LLM inference isn't just about single-stream speed. Increasing batch size improves total throughput until saturation but increases latency per request. Efficient engines like vLLM use "continuous batching" to keep GPUs near peak utilization even with many parallel streams.

4. Use Case Performance Considerations

  • Chatbots: Prioritize low Time-to-First-Token (TTFT) and streaming.
  • Code Generation: Stresses sequence length; benefits from FlashAttention.
  • RAG: Combines vector search with generation.
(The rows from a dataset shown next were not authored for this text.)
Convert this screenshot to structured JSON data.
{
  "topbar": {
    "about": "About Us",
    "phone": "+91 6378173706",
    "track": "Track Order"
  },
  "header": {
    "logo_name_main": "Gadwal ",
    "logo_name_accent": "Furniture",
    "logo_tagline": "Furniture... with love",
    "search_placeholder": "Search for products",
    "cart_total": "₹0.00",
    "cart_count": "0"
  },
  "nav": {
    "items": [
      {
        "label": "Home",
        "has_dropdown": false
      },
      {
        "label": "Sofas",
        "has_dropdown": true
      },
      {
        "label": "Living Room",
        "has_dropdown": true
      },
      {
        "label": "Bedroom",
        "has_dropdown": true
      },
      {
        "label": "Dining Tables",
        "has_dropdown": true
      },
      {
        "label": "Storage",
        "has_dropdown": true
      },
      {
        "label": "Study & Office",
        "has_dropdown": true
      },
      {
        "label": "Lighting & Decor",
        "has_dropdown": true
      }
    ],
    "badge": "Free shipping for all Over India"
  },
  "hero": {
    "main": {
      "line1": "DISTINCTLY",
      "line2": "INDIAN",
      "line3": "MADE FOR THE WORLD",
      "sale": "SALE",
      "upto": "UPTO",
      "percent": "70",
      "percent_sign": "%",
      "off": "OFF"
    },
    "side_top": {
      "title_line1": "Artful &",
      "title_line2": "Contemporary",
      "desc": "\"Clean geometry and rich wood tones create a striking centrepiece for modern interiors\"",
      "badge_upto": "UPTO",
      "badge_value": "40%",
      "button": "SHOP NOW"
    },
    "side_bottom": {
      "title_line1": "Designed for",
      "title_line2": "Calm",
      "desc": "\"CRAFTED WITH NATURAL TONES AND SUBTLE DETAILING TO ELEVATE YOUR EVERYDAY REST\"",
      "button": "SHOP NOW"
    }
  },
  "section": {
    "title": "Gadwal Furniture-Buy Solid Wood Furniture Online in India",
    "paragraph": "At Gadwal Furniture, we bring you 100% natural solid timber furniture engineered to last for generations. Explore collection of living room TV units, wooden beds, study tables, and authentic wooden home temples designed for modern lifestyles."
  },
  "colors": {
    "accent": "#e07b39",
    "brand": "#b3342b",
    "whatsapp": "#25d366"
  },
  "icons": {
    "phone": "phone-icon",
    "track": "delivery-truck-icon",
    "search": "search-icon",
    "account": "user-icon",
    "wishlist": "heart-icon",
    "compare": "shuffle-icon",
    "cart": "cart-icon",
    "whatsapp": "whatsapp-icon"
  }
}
Using a smaller 7B model with RAG can often be faster and more cost-effective than a 70B model without it.

5. Latest Benchmarks and Trends (2024)

  • Quantization: FP8/INT8/INT4 are now standard for high-speed deployment.
  • Expert Mixture (MoE): Models like Mixtral-8x7B provide 70B-level quality with much higher throughput by only activating a subset of parameters.
  • Cost Efficiency: A major shift towards measuring "throughput per dollar" rather than just raw speed.

Sources: MLPerf v4.0/4.1, NVIDIA, AMD, AWS, Google Cloud, Argonne National Lab.

You should read the original English version if you are interested.

After reading these, I felt I wanted more, so I let o3-mini-high use its search function to conduct a "fact-check." The results are as follows:

Below is a detailed analysis of the article "LLM Inference Benchmarking: A Comprehensive Analysis," including a fact‐check of its key claims and an evaluation of the references cited.

Fact-Checking Key Claims:

  1. Hardware Variability: The claim that smaller LLMs run on CPUs while larger ones need accelerators is accurate and matches industry practice.
  2. Metrics: The discussion on TTFT and tokens/sec (e.g., ~95 tok/s on RTX 4090) aligns with current benchmarking data.
  3. Frameworks: The comparison between engines like vLLM and TensorRT-LLM reflects current technical consensus regarding throughput versus ease of use.

Evaluation of References: The article cites 23 references, ranging from academic arXiv papers to authoritative industry blogs (Google Cloud, Dell, NVIDIA). The diversity of sources supports a balanced and well-grounded view.

I am not greedy; producing one such report every day is enough.